Three standard deviations, so $240$.
The restaurant wants the head waiter to avoid serving corked bottles since they’re more expensive. So they offer her a bonus if fewer than the expected number of corked bottles gets opened, provided the results are significant at the .01 level. On the other hand they’ll fire her if more than the expected number of corked bottles gets opened, assuming the results are significant at the .01 level.
(e) How few corked bottles have to be opened for the head waiter to get the bonus?
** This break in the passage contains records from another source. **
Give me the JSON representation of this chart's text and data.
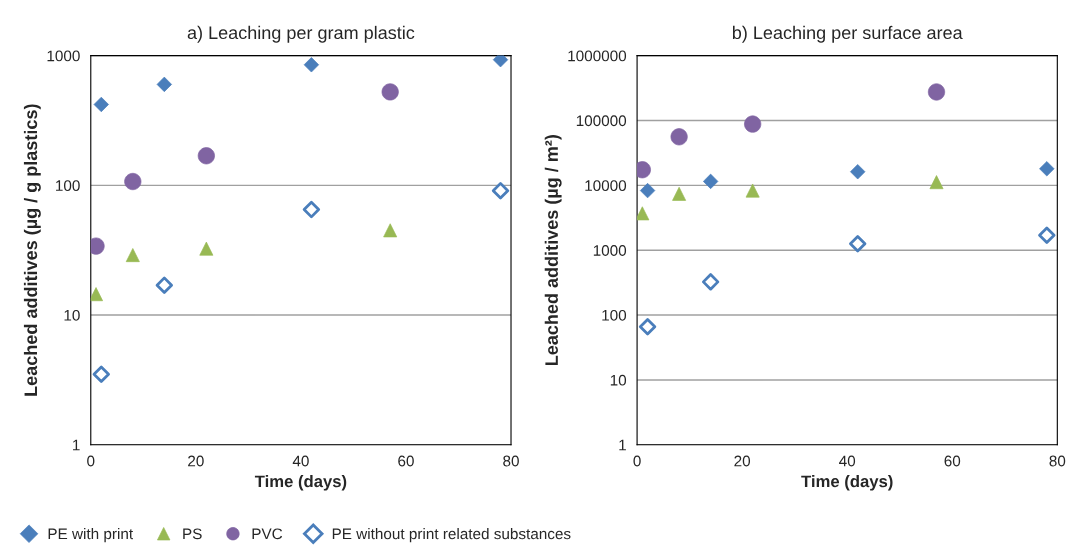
{
  "chart_data": [
    {
      "type": "scatter",
      "title": "a) Leaching per gram plastic",
      "xlabel": "Time (days)",
      "ylabel": "Leached additives (µg / g plastics)",
      "log": "y",
      "xlim": [
        0,
        80
      ],
      "xticks": [
        0,
        20,
        40,
        60,
        80
      ],
      "ylim": [
        1,
        1000
      ],
      "yticks": [
        1,
        10,
        100,
        1000
      ],
      "grid": "y",
      "legend": "bottom",
      "series": [
        {
          "name": "PE with print",
          "color": "#4a7ebb",
          "marker": "diamond",
          "x": [
            2,
            14,
            42,
            78
          ],
          "values": [
            420,
            600,
            850,
            930
          ]
        },
        {
          "name": "PS",
          "color": "#98b954",
          "marker": "triangle",
          "x": [
            1,
            8,
            22,
            57
          ],
          "values": [
            14.5,
            29,
            32.5,
            45
          ]
        },
        {
          "name": "PVC",
          "color": "#8064a2",
          "marker": "circle",
          "x": [
            1,
            8,
            22,
            57
          ],
          "values": [
            34,
            107,
            169,
            525
          ]
        },
        {
          "name": "PE without print related substances",
          "color": "#4a7ebb",
          "marker": "diamond",
          "x": [
            2,
            14,
            42,
            78
          ],
          "values": [
            3.5,
            17,
            65,
            91
          ]
        }
      ]
    },
    {
      "type": "scatter",
      "title": "b) Leaching per surface area",
      "xlabel": "Time (days)",
      "ylabel": "Leached additives (µg / m²)",
      "log": "y",
      "xlim": [
        0,
        80
      ],
      "xticks": [
        0,
        20,
        40,
        60,
        80
      ],
      "ylim": [
        1,
        1000000
      ],
      "yticks": [
        1,
        10,
        100,
        1000,
        10000,
        100000,
        1000000
      ],
      "grid": "y",
      "series": [
        {
          "color": "#4a7ebb",
          "marker": "diamond",
          "x": [
            2,
            14,
            42,
            78
          ],
          "values": [
            8300,
            11500,
            16200,
            18000
          ]
        },
        {
          "color": "#98b954",
          "marker": "triangle",
          "x": [
            1,
            8,
            22,
            57
          ],
          "values": [
            3700,
            7400,
            8300,
            11200
          ]
        },
        {
          "color": "#8064a2",
          "marker": "circle",
          "x": [
            1,
            8,
            22,
            57
          ],
          "values": [
            17400,
            56000,
            88000,
            275000
          ]
        },
        {
          "color": "#4a7ebb",
          "marker": "diamond",
          "x": [
            2,
            14,
            42,
            78
          ],
          "values": [
            66,
            325,
            1260,
            1700
          ]
        }
      ]
    }
  ]
}
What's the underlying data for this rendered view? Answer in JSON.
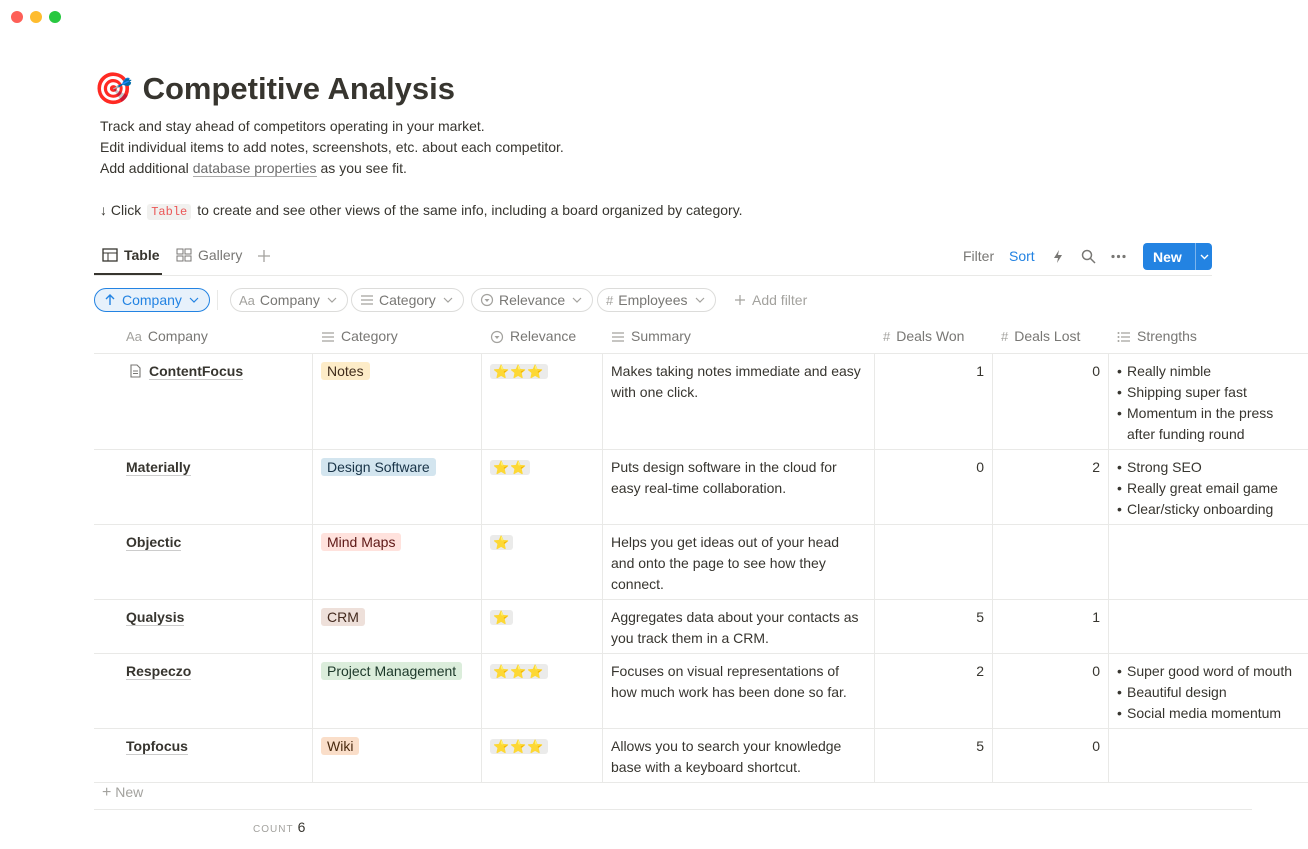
{
  "header": {
    "icon": "🎯",
    "title": "Competitive Analysis"
  },
  "description": {
    "line1": "Track and stay ahead of competitors operating in your market.",
    "line2": "Edit individual items to add notes, screenshots, etc. about each competitor.",
    "line3": {
      "before": "Add additional",
      "link": "database properties",
      "after": "as you see fit."
    },
    "line4": {
      "before": "↓ Click",
      "code": "Table",
      "after": "to create and see other views of the same info, including a board organized by category."
    }
  },
  "views": [
    "Table",
    "Gallery"
  ],
  "toolbar": {
    "filter": "Filter",
    "sort": "Sort",
    "new": "New"
  },
  "filters": {
    "sort": "Company",
    "pills": [
      {
        "icon": "Aa",
        "label": "Company"
      },
      {
        "label": "Category"
      },
      {
        "label": "Relevance"
      },
      {
        "icon": "#",
        "label": "Employees"
      }
    ],
    "add": "Add filter"
  },
  "table": {
    "columns": [
      {
        "icon": "Aa",
        "label": "Company"
      },
      {
        "label": "Category"
      },
      {
        "label": "Relevance"
      },
      {
        "label": "Summary"
      },
      {
        "icon": "#",
        "label": "Deals Won"
      },
      {
        "icon": "#",
        "label": "Deals Lost"
      },
      {
        "label": "Strengths"
      }
    ],
    "rows": [
      {
        "company": "ContentFocus",
        "category": "Notes",
        "relevance": "⭐⭐⭐",
        "summary": "Makes taking notes immediate and easy with one click.",
        "deals_won": 1,
        "deals_lost": 0,
        "strengths": [
          "Really nimble",
          "Shipping super fast",
          "Momentum in the press after funding round"
        ]
      },
      {
        "company": "Materially",
        "category": "Design Software",
        "relevance": "⭐⭐",
        "summary": "Puts design software in the cloud for easy real-time collaboration.",
        "deals_won": 0,
        "deals_lost": 2,
        "strengths": [
          "Strong SEO",
          "Really great email game",
          "Clear/sticky onboarding"
        ]
      },
      {
        "company": "Objectic",
        "category": "Mind Maps",
        "relevance": "⭐",
        "summary": "Helps you get ideas out of your head and onto the page to see how they connect.",
        "deals_won": null,
        "deals_lost": null,
        "strengths": []
      },
      {
        "company": "Qualysis",
        "category": "CRM",
        "relevance": "⭐",
        "summary": "Aggregates data about your contacts as you track them in a CRM.",
        "deals_won": 5,
        "deals_lost": 1,
        "strengths": []
      },
      {
        "company": "Respeczo",
        "category": "Project Management",
        "relevance": "⭐⭐⭐",
        "summary": "Focuses on visual representations of how much work has been done so far.",
        "deals_won": 2,
        "deals_lost": 0,
        "strengths": [
          "Super good word of mouth",
          "Beautiful design",
          "Social media momentum"
        ]
      },
      {
        "company": "Topfocus",
        "category": "Wiki",
        "relevance": "⭐⭐⭐",
        "summary": "Allows you to search your knowledge base with a keyboard shortcut.",
        "deals_won": 5,
        "deals_lost": 0,
        "strengths": []
      }
    ],
    "new_row": "New",
    "count_label": "COUNT",
    "count": 6
  }
}
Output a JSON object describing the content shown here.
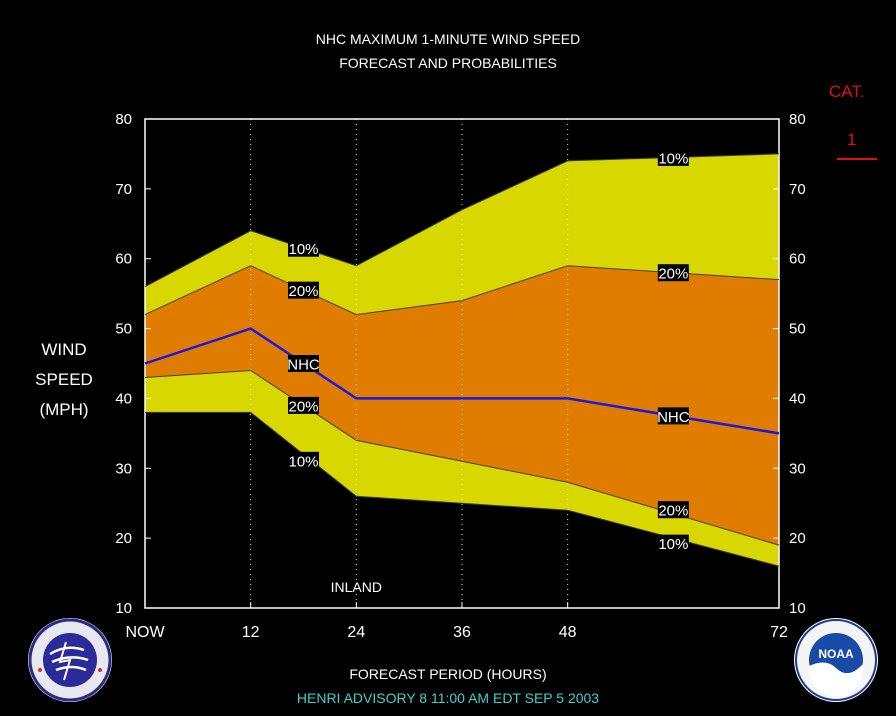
{
  "title_line1": "NHC MAXIMUM 1-MINUTE WIND SPEED",
  "title_line2": "FORECAST AND PROBABILITIES",
  "ylabel_lines": [
    "WIND",
    "SPEED",
    "(MPH)"
  ],
  "xlabel": "FORECAST PERIOD (HOURS)",
  "footer": "HENRI   ADVISORY  8  11:00  AM  EDT  SEP  5  2003",
  "category": {
    "label": "CAT.",
    "value": "1"
  },
  "logos": {
    "left": "NWS seal",
    "right": "NOAA",
    "right_text": "NOAA"
  },
  "colors": {
    "background": "#000000",
    "band_10": "#d8d800",
    "band_20": "#e07c00",
    "nhc_line": "#1818e6",
    "category": "#e01010",
    "footer": "#3fd0d0"
  },
  "chart_data": {
    "type": "area",
    "x": [
      0,
      12,
      24,
      36,
      48,
      72
    ],
    "xtick_labels": [
      "NOW",
      "12",
      "24",
      "36",
      "48",
      "72"
    ],
    "ylim": [
      10,
      80
    ],
    "yticks": [
      10,
      20,
      30,
      40,
      50,
      60,
      70,
      80
    ],
    "series": [
      {
        "name": "10%",
        "values": [
          56,
          64,
          59,
          67,
          74,
          75
        ]
      },
      {
        "name": "20%",
        "values": [
          52,
          59,
          52,
          54,
          59,
          57
        ]
      },
      {
        "name": "NHC",
        "values": [
          45,
          50,
          40,
          40,
          40,
          35
        ]
      },
      {
        "name": "20%",
        "values": [
          43,
          44,
          34,
          31,
          28,
          19
        ]
      },
      {
        "name": "10%",
        "values": [
          38,
          38,
          26,
          25,
          24,
          16
        ]
      }
    ],
    "annotations": [
      "INLAND"
    ],
    "grid": "dotted vertical lines at 12, 24, 36, 48"
  }
}
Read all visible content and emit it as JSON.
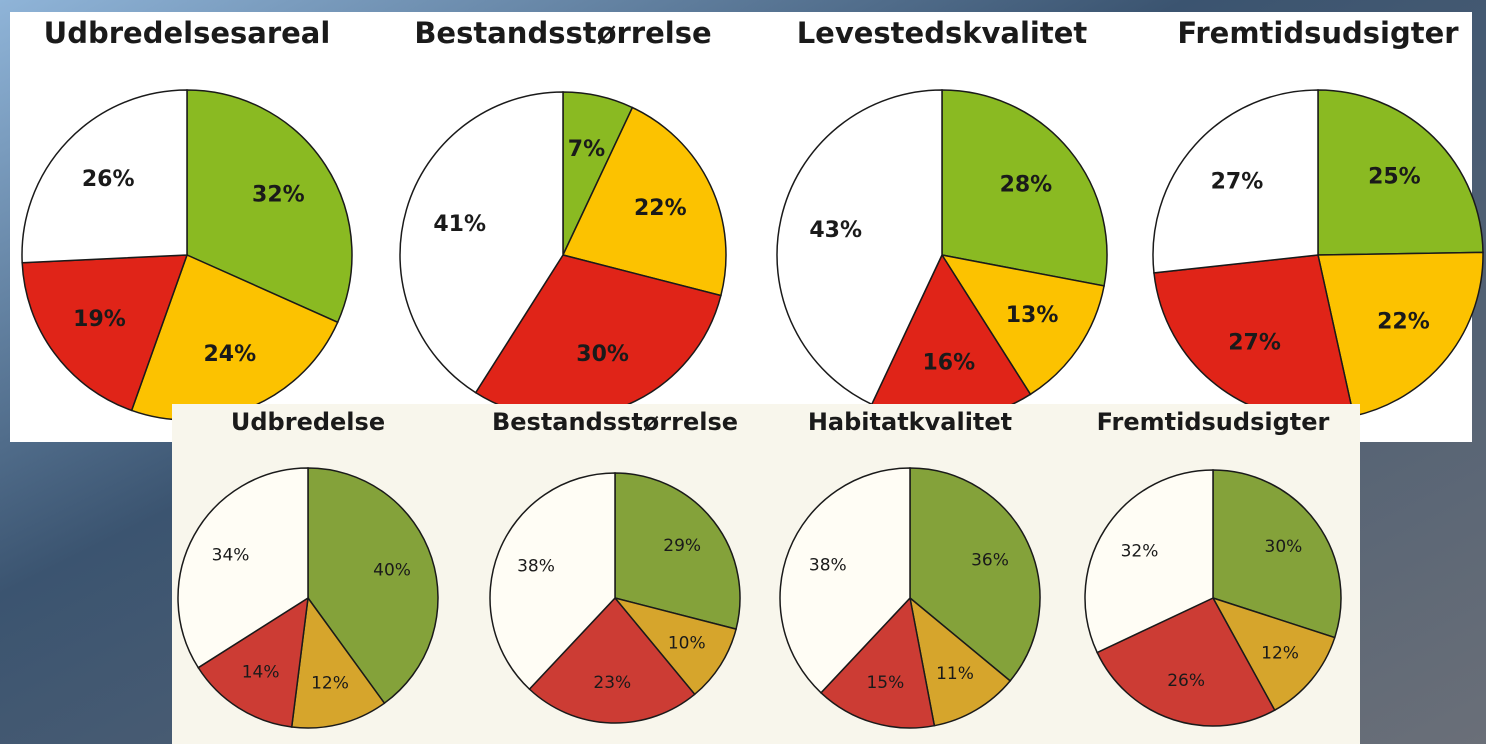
{
  "chart_data": [
    {
      "type": "pie",
      "title": "Udbredelsesareal",
      "values": [
        32,
        24,
        19,
        26
      ],
      "value_labels": [
        "32%",
        "24%",
        "19%",
        "26%"
      ],
      "colors": [
        "#8aba22",
        "#fcc200",
        "#e02418",
        "#ffffff"
      ]
    },
    {
      "type": "pie",
      "title": "Bestandsstørrelse",
      "values": [
        7,
        22,
        30,
        41
      ],
      "value_labels": [
        "7%",
        "22%",
        "30%",
        "41%"
      ],
      "colors": [
        "#8aba22",
        "#fcc200",
        "#e02418",
        "#ffffff"
      ]
    },
    {
      "type": "pie",
      "title": "Levestedskvalitet",
      "values": [
        28,
        13,
        16,
        43
      ],
      "value_labels": [
        "28%",
        "13%",
        "16%",
        "43%"
      ],
      "colors": [
        "#8aba22",
        "#fcc200",
        "#e02418",
        "#ffffff"
      ]
    },
    {
      "type": "pie",
      "title": "Fremtidsudsigter",
      "values": [
        25,
        22,
        27,
        27
      ],
      "value_labels": [
        "25%",
        "22%",
        "27%",
        "27%"
      ],
      "colors": [
        "#8aba22",
        "#fcc200",
        "#e02418",
        "#ffffff"
      ]
    },
    {
      "type": "pie",
      "title": "Udbredelse",
      "values": [
        40,
        12,
        14,
        34
      ],
      "value_labels": [
        "40%",
        "12%",
        "14%",
        "34%"
      ],
      "colors": [
        "#84a23a",
        "#d6a52c",
        "#cc3c34",
        "#fffdf5"
      ]
    },
    {
      "type": "pie",
      "title": "Bestandsstørrelse",
      "values": [
        29,
        10,
        23,
        38
      ],
      "value_labels": [
        "29%",
        "10%",
        "23%",
        "38%"
      ],
      "colors": [
        "#84a23a",
        "#d6a52c",
        "#cc3c34",
        "#fffdf5"
      ]
    },
    {
      "type": "pie",
      "title": "Habitatkvalitet",
      "values": [
        36,
        11,
        15,
        38
      ],
      "value_labels": [
        "36%",
        "11%",
        "15%",
        "38%"
      ],
      "colors": [
        "#84a23a",
        "#d6a52c",
        "#cc3c34",
        "#fffdf5"
      ]
    },
    {
      "type": "pie",
      "title": "Fremtidsudsigter",
      "values": [
        30,
        12,
        26,
        32
      ],
      "value_labels": [
        "30%",
        "12%",
        "26%",
        "32%"
      ],
      "colors": [
        "#84a23a",
        "#d6a52c",
        "#cc3c34",
        "#fffdf5"
      ]
    }
  ]
}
How many corked bottles have to opened for the head waiter to lose her job? (Assume the estimates above are accurate.)
I don't get this question, wouldn't this just be the opposite of a standard deviation at 99%?
For (a), just think about how ridiculous the answer seems. $40^2=1600$, meaning that samples are an average of 1600 bottles away from the true mean, when there are only 400 in the population. $\sigma$ is not the standard deviation squared, IT IS the standard deviation. Therefore, $\sigma$ is the $variance$ squared, which is given by $\sigma=\sqrt{npq}$, where $n$ is the sample size, $q=1-p$, and $p$ is the probability of a success.
For (b), you are correct in stating that $0.68$ is within one standard deviation of the mean, but you initial calculation of standard deviation is incorrect. Again, $\sigma=Standard Deviation=\sqrt{npq}$. This means that $a=\mu-\sigma$ and $b=\mu+\sigma$.
For (c), $.95$ is 2 standard deviations away from the mean, but again, your standard deviation is incorrect. $a=\mu-2\sigma$ and $b=\mu+2\sigma$.
For (d), same as (b) and (c), but $a=\mu-3\sigma$ and $b=\mu+3\sigma$.
For (e), since .01 is the significance level, having less than the $1st$ percentile (in bottles) opened means she gets a bonus, and having more than the $99th$ percentile gets her fired.